I haven’t been to the picture shows in a while, and I was fairly excited to go and see Alice in Wonderland last night, not in the least because I was to see the film on a ‘date’- an actual ‘date’- I got picked up at eight o’clock just like in the movies and I was given a ‘flower’. I wanted my housemate to stand menacingly at the doorway and shout out “I know every cop in town, Bucko!” but he wouldn’t have a bar of it, because he is not a team player.
Alice in Wonderland is the first movie I have seen in the latest incarnation of 3D technology. The last time I saw a 3D film was at the age of 11 in the iMax cinema. For that I think we were given bulky headgear and my, how times have changed. I was very impressed at how square the glasses made me look. I felt a bit like Arthur Miller, or to a lesser extent, the dad in American Pie.
The 3D effect itself was, frankly, cheap and distracting. 3D films are, of course, not actually 3D, but multiple 2D planes placed at various levels on the 3rd depth axis, so the overall effect is no less exciting than a children’s popup book, but the kids seem to dig it, so who am I to rain on their parade? (Actually, truth be known, all films are in 3D when the axis of time is taken into account, but we won’t get into that. I’m no pedant.) I am, however, mildly far-sighted, which I suspect was interfering somewhat with my perception, as I found a good deal of the movie blurry. Blurry and crap.
Tim Burton of late has proven himself to be somewhat of a one-trick pony. Like many others I was blown away by Beetlejuice, Edward Scissor Hands and The Nightmare Before Christmas. Burton seemed to have grasp of a delicious mixture between the eerie and the kitsch, and a delivery that was refreshingly unique but since Sleepy Hollow Burton’s films have burrowed safely into the niche he has created for himself, complete with the terribly overused faces of Johnny Depp and Helena Bonham Carter. During the film the Mad Hatter (Depp) tells the somewhat gormless Alice “You used to be so much more… Much. You’ve lost your much-ness!” I would readily suggest the same to Burton.

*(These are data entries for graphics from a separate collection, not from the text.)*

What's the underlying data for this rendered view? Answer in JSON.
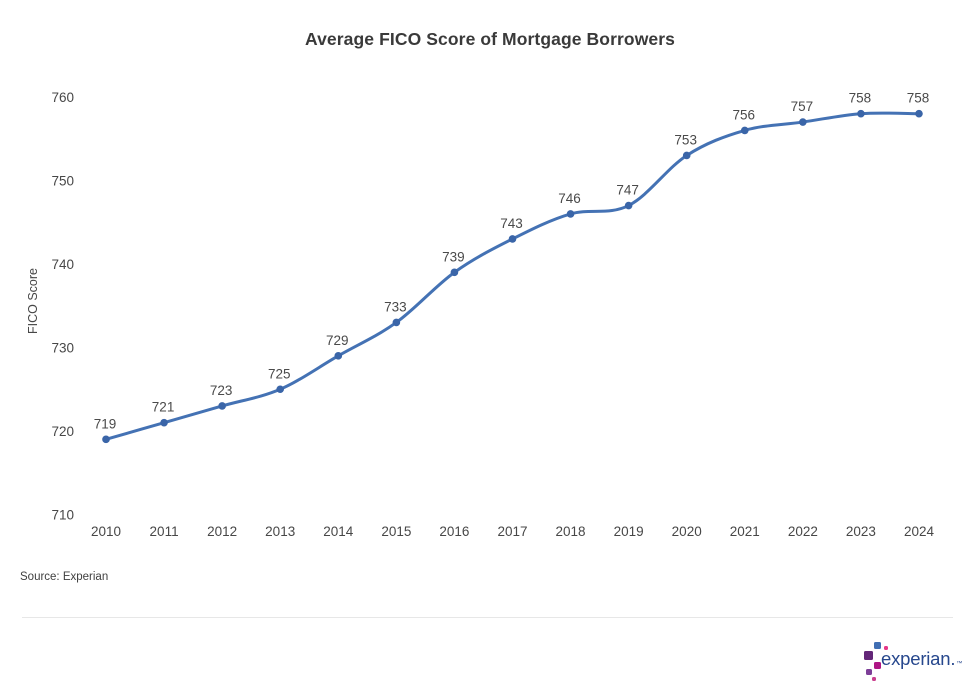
{
  "chart_data": {
    "type": "line",
    "title": "Average FICO Score of Mortgage Borrowers",
    "xlabel": "",
    "ylabel": "FICO Score",
    "categories": [
      "2010",
      "2011",
      "2012",
      "2013",
      "2014",
      "2015",
      "2016",
      "2017",
      "2018",
      "2019",
      "2020",
      "2021",
      "2022",
      "2023",
      "2024"
    ],
    "values": [
      719,
      721,
      723,
      725,
      729,
      733,
      739,
      743,
      746,
      747,
      753,
      756,
      757,
      758,
      758
    ],
    "ylim": [
      710,
      760
    ],
    "yticks": [
      710,
      720,
      730,
      740,
      750,
      760
    ],
    "grid": false,
    "legend_position": "none",
    "data_labels": true,
    "line_color": "#4472b4",
    "marker_color": "#3a65a8"
  },
  "footer": {
    "source": "Source: Experian",
    "logo_text": "experian.",
    "logo_trademark": "™"
  },
  "colors": {
    "title_text": "#3a3a3a",
    "axis_text": "#474747",
    "data_label_text": "#4a4a4a",
    "logo_blue": "#26478d",
    "divider": "#e7e7e7"
  }
}
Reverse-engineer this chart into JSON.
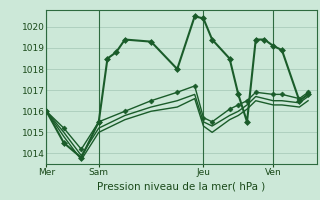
{
  "title": "Pression niveau de la mer( hPa )",
  "ylim": [
    1013.5,
    1020.8
  ],
  "yticks": [
    1014,
    1015,
    1016,
    1017,
    1018,
    1019,
    1020
  ],
  "bg_color": "#cce8d8",
  "grid_color": "#aaccbb",
  "line_color": "#1a5c2a",
  "xtick_labels": [
    "Mer",
    "Sam",
    "Jeu",
    "Ven"
  ],
  "xtick_positions": [
    0,
    3,
    9,
    13
  ],
  "vline_positions": [
    0,
    3,
    9,
    13
  ],
  "series": [
    {
      "x": [
        0,
        1,
        2,
        3,
        3.5,
        4.0,
        4.5,
        6.0,
        7.5,
        8.5,
        9.0,
        9.5,
        10.5,
        11.0,
        11.5,
        12.0,
        12.5,
        13.0,
        13.5,
        14.5,
        15.0
      ],
      "y": [
        1016.0,
        1014.5,
        1013.8,
        1015.5,
        1018.5,
        1018.8,
        1019.4,
        1019.3,
        1018.0,
        1020.5,
        1020.4,
        1019.4,
        1018.5,
        1016.8,
        1015.5,
        1019.4,
        1019.4,
        1019.1,
        1018.9,
        1016.5,
        1016.8
      ],
      "marker": "D",
      "markersize": 3,
      "linewidth": 1.5
    },
    {
      "x": [
        0,
        1,
        2,
        3,
        4.5,
        6.0,
        7.5,
        8.5,
        9.0,
        9.5,
        10.5,
        11.0,
        11.5,
        12.0,
        13.0,
        13.5,
        14.5,
        15.0
      ],
      "y": [
        1016.0,
        1015.2,
        1014.2,
        1015.5,
        1016.0,
        1016.5,
        1016.9,
        1017.2,
        1015.7,
        1015.5,
        1016.1,
        1016.3,
        1016.5,
        1016.9,
        1016.8,
        1016.8,
        1016.6,
        1016.9
      ],
      "marker": "D",
      "markersize": 2.5,
      "linewidth": 1.0
    },
    {
      "x": [
        0,
        1,
        2,
        3,
        4.5,
        6.0,
        7.5,
        8.5,
        9.0,
        9.5,
        10.5,
        11.0,
        11.5,
        12.0,
        13.0,
        13.5,
        14.5,
        15.0
      ],
      "y": [
        1016.0,
        1015.0,
        1013.9,
        1015.2,
        1015.8,
        1016.2,
        1016.5,
        1016.8,
        1015.5,
        1015.3,
        1015.8,
        1016.0,
        1016.3,
        1016.7,
        1016.5,
        1016.5,
        1016.4,
        1016.7
      ],
      "marker": null,
      "markersize": 0,
      "linewidth": 1.0
    },
    {
      "x": [
        0,
        1,
        2,
        3,
        4.5,
        6.0,
        7.5,
        8.5,
        9.0,
        9.5,
        10.5,
        11.0,
        11.5,
        12.0,
        13.0,
        13.5,
        14.5,
        15.0
      ],
      "y": [
        1016.0,
        1014.8,
        1013.7,
        1015.0,
        1015.6,
        1016.0,
        1016.2,
        1016.6,
        1015.3,
        1015.0,
        1015.6,
        1015.8,
        1016.1,
        1016.5,
        1016.3,
        1016.3,
        1016.2,
        1016.5
      ],
      "marker": null,
      "markersize": 0,
      "linewidth": 1.0
    }
  ],
  "xmin": 0,
  "xmax": 15.5
}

The script, too, left much to be desired. The set up is trite, even for a children’s film, with the 19 year-old Alice (Mia Wasikowska) struggling as a social misfit in her stifling surrounds (she rebels by not wearing a corset, like so many 19th Century young women of the movies. If we had Rose from Titanic and Jo from Little Women the three of them could go on a road trip and punch their fists in the air from the back of a convertible.) Alice is expected to marry a stuffy red-headed Lord with no chin. This is very difficult to care about as Wasikowska herself has all the screen presence of a CGI white rabbit, which she inevitably follows down the rabbit hole, shocking her chin-wobbling, pop-eyed elders. Once down the hole the story takes a turn of an anointed child nature and it is revealed that Alice is to save Wonderland from the evil red queen, played well by Helena Bonham-Carter. In fact Bonham-Carter is one of the only performers able to break through the thick makeup and unnecessary CGI manipulation to give a decent performance.
The art direction was spectacular. In the landscape was the welcome touch of the ‘Burtonesque’ with the merciful omission of one hundred curly striped things, but with the typical addition of many ‘spooky trees’. Costumes were attractive but less than interesting, particularly those donned by Wasikowska, which felt awkwardly like an haute courtier runway contribution. In fact, throughout the film, I couldn’t help but be painfully aware of all the ‘names’ who might be involved in this, and all the self-referential back patting it was going to spur. I could visualise the Vogue shoot, the clothing lines. Style definitely overtook substance to an irritating degree and the whole thing felt achingly hip, but I guess that’s what happens when you use someone who looks like a fashion model as a lead actor. Other star performers; Alan Rickman, Stephen Fry, and Matt Lucas were used to the least of their ability, which was disappointing. Oh, and there’s some So-You-Think-You-Can-Dance-style popping and locking used as comic relief at the end with Depp’s face plastered awkwardly over the dancer’s. This seems to be symptomatic of the whole affair. Depp is an impressive performer, and has proven himself to be of the old school of multi-threat actors, who commit to performances. I’d lay five bucks on the ability for Depp to learn a dance and perform it, but once again, the nifty whiz-bangery of the modern age seems to have enchanted Burton to the point of absurdity, as he sits in his throne ordering flamingos to be used as croquet mallets and white roses painted red. Off with his head.